Pulheim - Diesmal ist es umgekehrt. Diesmal sind es nicht die Umweltschützer, die protestieren, sondern die Mitarbeiter des RWE-Kraftwerks Niederaußem, allen voran der Vorsitzende des Betriebsrats, Harald Könen. „Moderne Kraftwerke - bester Umweltschutz“, steht etwa auf einem der Transparente, das die Kraftwerker hoch halten. Die Menschen, die an ihnen vorbei in den Köster-Saal zur Tagung des Aktionsbündnisses „Zukunft statt Braunkohle“ drängen, sind anderer Meinung. Für sie steht fest: Es geht ohne die klimaschädliche Braunkohle - mit Sonne, Wind, Wasser, Biomasse, Erdwärme und Gaskraftwerken mit Kraft-Wärme-Kopplung.

Der erste Redner ist Bürgermeister Dr. Karl August Morisse. Und die Zuhörer merken gleich, dass er hier keinen Pflichttermin absolviert. Er wisse nicht, ob „die deprimierende Prognose“, Braunkohle sei unverzichtbar, richtig sei, oder ob andere mit ihrer Behauptung richtig lägen, dass es preiswertere und umweltfreundlichere Alternativen gebe. „Was mit Sicherheit feststeht ist, dass wir die Zukunft vorsätzlich veruntreuen, wenn wir klimaschädliche Strukturen schon jetzt für vier Jahrzehnte und mehr zementieren und damit darauf verzichten, für alternative Entwicklungen Raum zu lassen, sie zu fördern und vom Entwicklungsfortschritt der nächsten 40 Jahre zu profitieren“, rief er den mehreren hundert Besuchern des Bürgerforums in seinem Grußwort zu und erntete dafür lange anhaltenden Applaus.

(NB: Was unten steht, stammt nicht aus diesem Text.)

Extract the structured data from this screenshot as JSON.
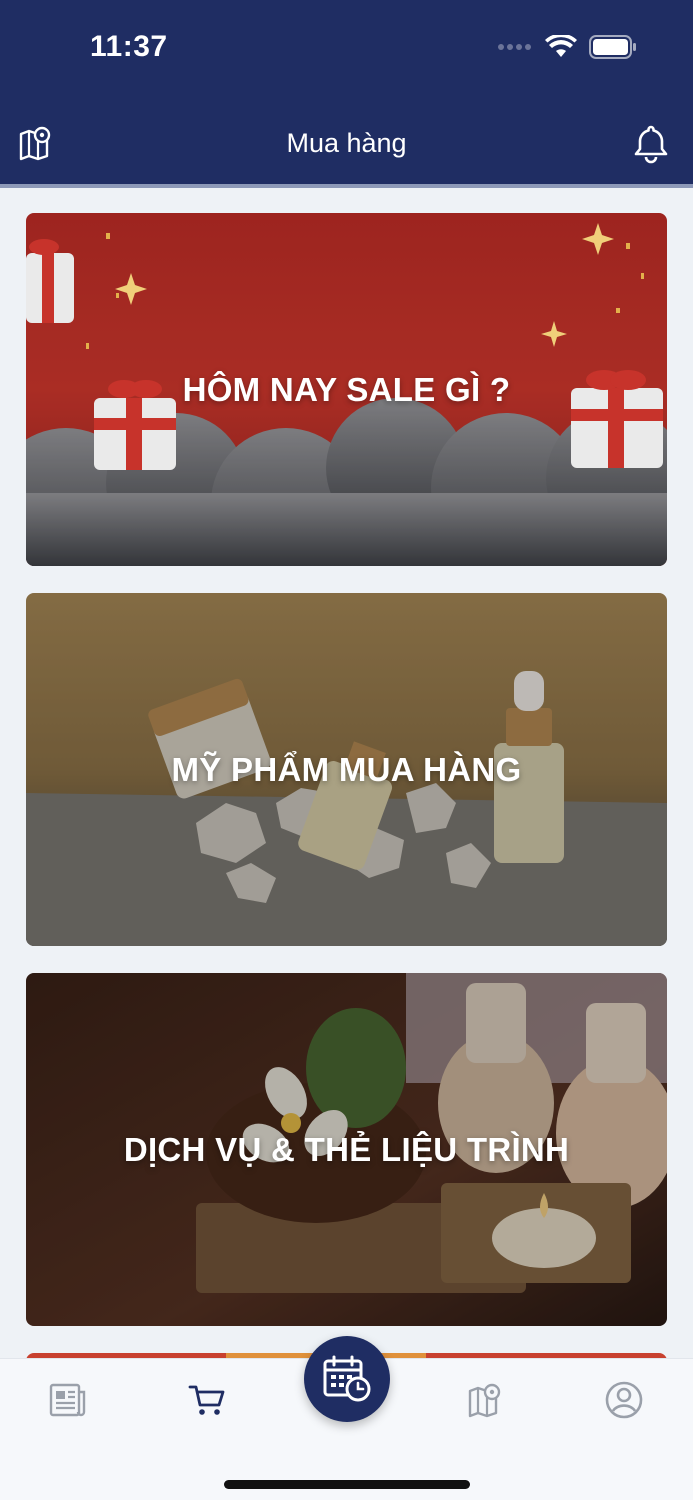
{
  "status": {
    "time": "11:37"
  },
  "header": {
    "title": "Mua hàng"
  },
  "cards": [
    {
      "label": "HÔM NAY SALE GÌ ?"
    },
    {
      "label": "MỸ PHẨM MUA HÀNG"
    },
    {
      "label": "DỊCH VỤ & THẺ LIỆU TRÌNH"
    }
  ],
  "tabs": [
    {
      "icon": "news-icon"
    },
    {
      "icon": "cart-icon",
      "active": true
    },
    {
      "icon": "calendar-clock-icon"
    },
    {
      "icon": "map-pin-icon"
    },
    {
      "icon": "user-circle-icon"
    }
  ],
  "colors": {
    "primary": "#1f2d63",
    "background": "#eef2f6",
    "inactive_icon": "#9aa0aa"
  }
}
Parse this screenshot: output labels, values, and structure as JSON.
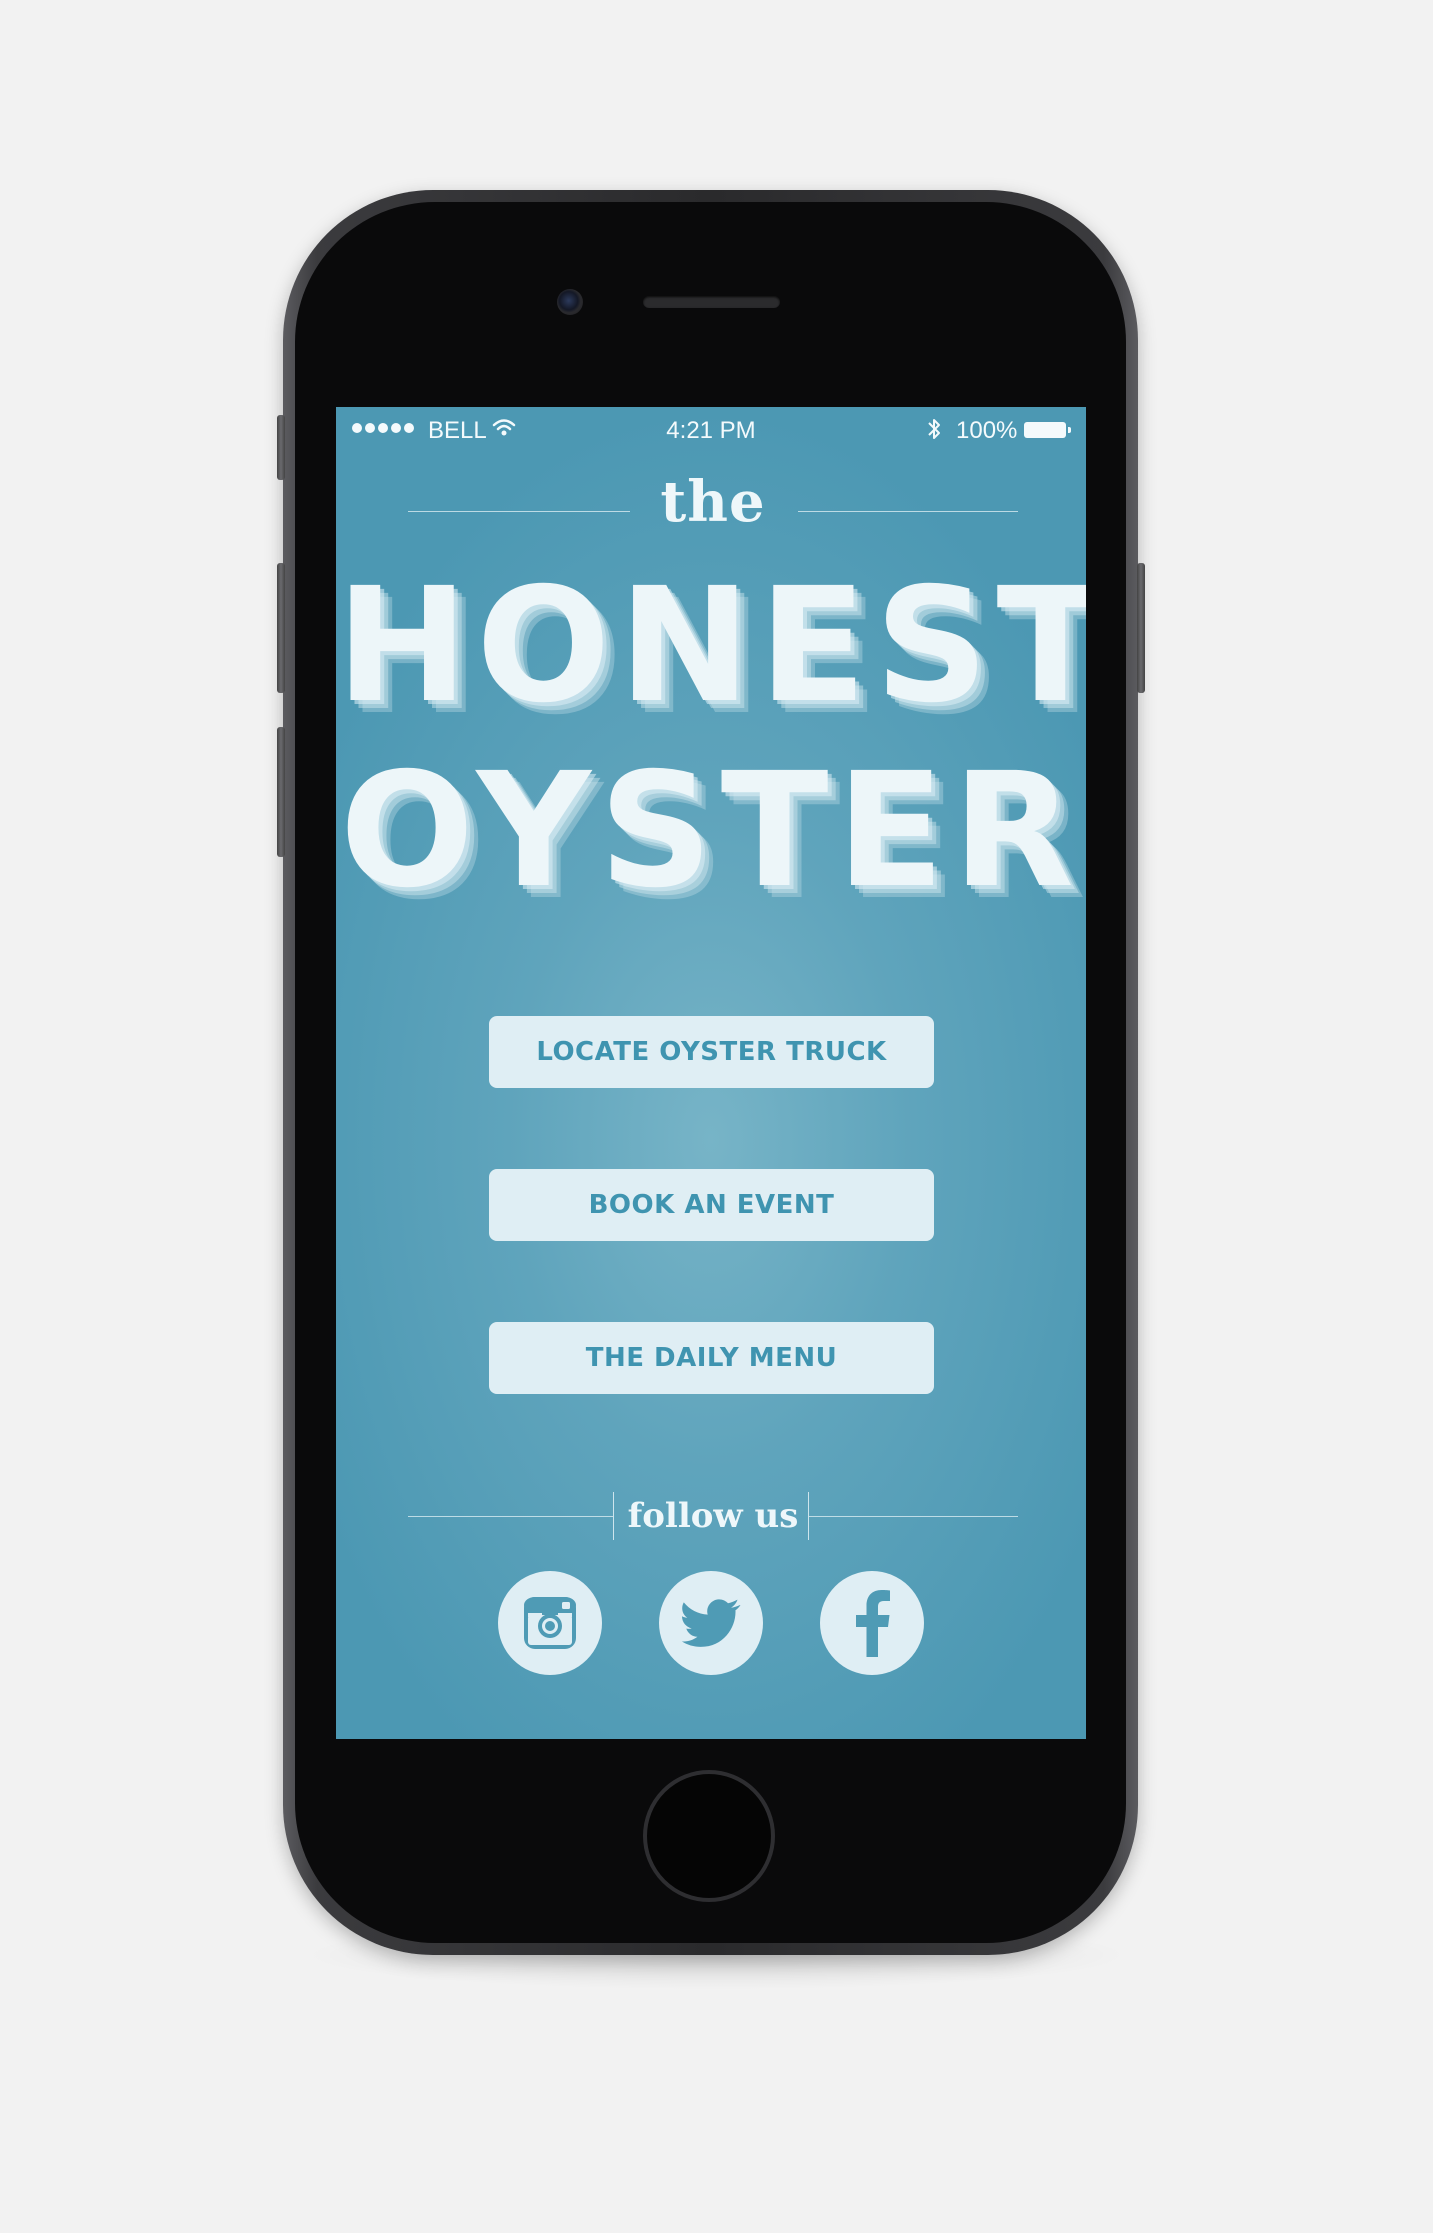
{
  "status_bar": {
    "carrier": "BELL",
    "time": "4:21 PM",
    "battery_pct": "100%",
    "signal_bars": 5,
    "wifi_icon": "wifi-icon",
    "bluetooth_icon": "bluetooth-icon"
  },
  "brand": {
    "article": "the",
    "line1": "HONEST",
    "line2": "OYSTER"
  },
  "menu": {
    "locate_label": "LOCATE OYSTER TRUCK",
    "book_label": "BOOK AN EVENT",
    "menu_label": "THE DAILY MENU"
  },
  "social": {
    "heading": "follow us",
    "icons": [
      "instagram-icon",
      "twitter-icon",
      "facebook-icon"
    ]
  },
  "colors": {
    "screen_bg": "#4c98b3",
    "screen_center": "#77b4c7",
    "button_bg": "#dfeef4",
    "button_text": "#3f94b0",
    "text_light": "#eef7fa"
  }
}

Der bereits begonnene Bau eines neuen Braunkohlekraftwerks in Grevenbroich-Neurath, der Aufschluss des Braunkohlentagebaus Garzweiler II und die Pläne des Unternehmens RWE Power zum Bau weiterer Kraftwerke haben nicht nur klassische Umweltschützer auf den Plan gerufen. Menschen aus allen gesellschaftlichen Schichten, verschiedener Parteien, Alte wie Jugendliche, interessieren sich jetzt für den Schadstoffausstoß eines Braunkohlenkraftwerks. Bestseller-Autor Frank Schätzing (Der Schwarm) weiß aus seiner Jugend in Hürth wie es ist, im Schatten eines Kraftwerks und am Rande eines Tagebaus zu leben. Jetzt hat er die Schirmherrschaft der Veranstaltung übernommen. Aus gesundheitlichen Gründen ist er zwar nicht in Pulheim, lässt aber sein Grußwort verlesen und kommt zu dem Schluss, „dass es um nicht weniger als die Rettung unserer natürlichen Lebensgrundlagen geht.“

Mit dem TV-Journalisten und Publizisten Franz Alt sowie dem Präsidenten der Europäischen Vereinigung für Erneuerbare Energie (EUROSOLAR), dem SPD-Bundestagsabgeordnete Hermann Scheer, gelingt es den Veranstaltern, zwei der bekanntesten Verfechter für eine Wende in der Energiepolitik zu gewinnen. Alt spricht vom „wichtigsten Thema der Weltpolitik“ und fordert die 100-prozentige Wende, weg von der Braunkohle, Atomstrom und Öl. Die regenerativen Energien reichten aus, wenn die Politik die Weichen richtig stelle. In anderen Ländern sei das möglich, so Alt. Er verwies insbesondere auf den etwa in Korea oder Taiwan boomenden Solarmarkt, von dem auch deutsche Firmen profitierten. Dort entstünden Arbeitsplätze, nicht in der Braunkohlenindustrie.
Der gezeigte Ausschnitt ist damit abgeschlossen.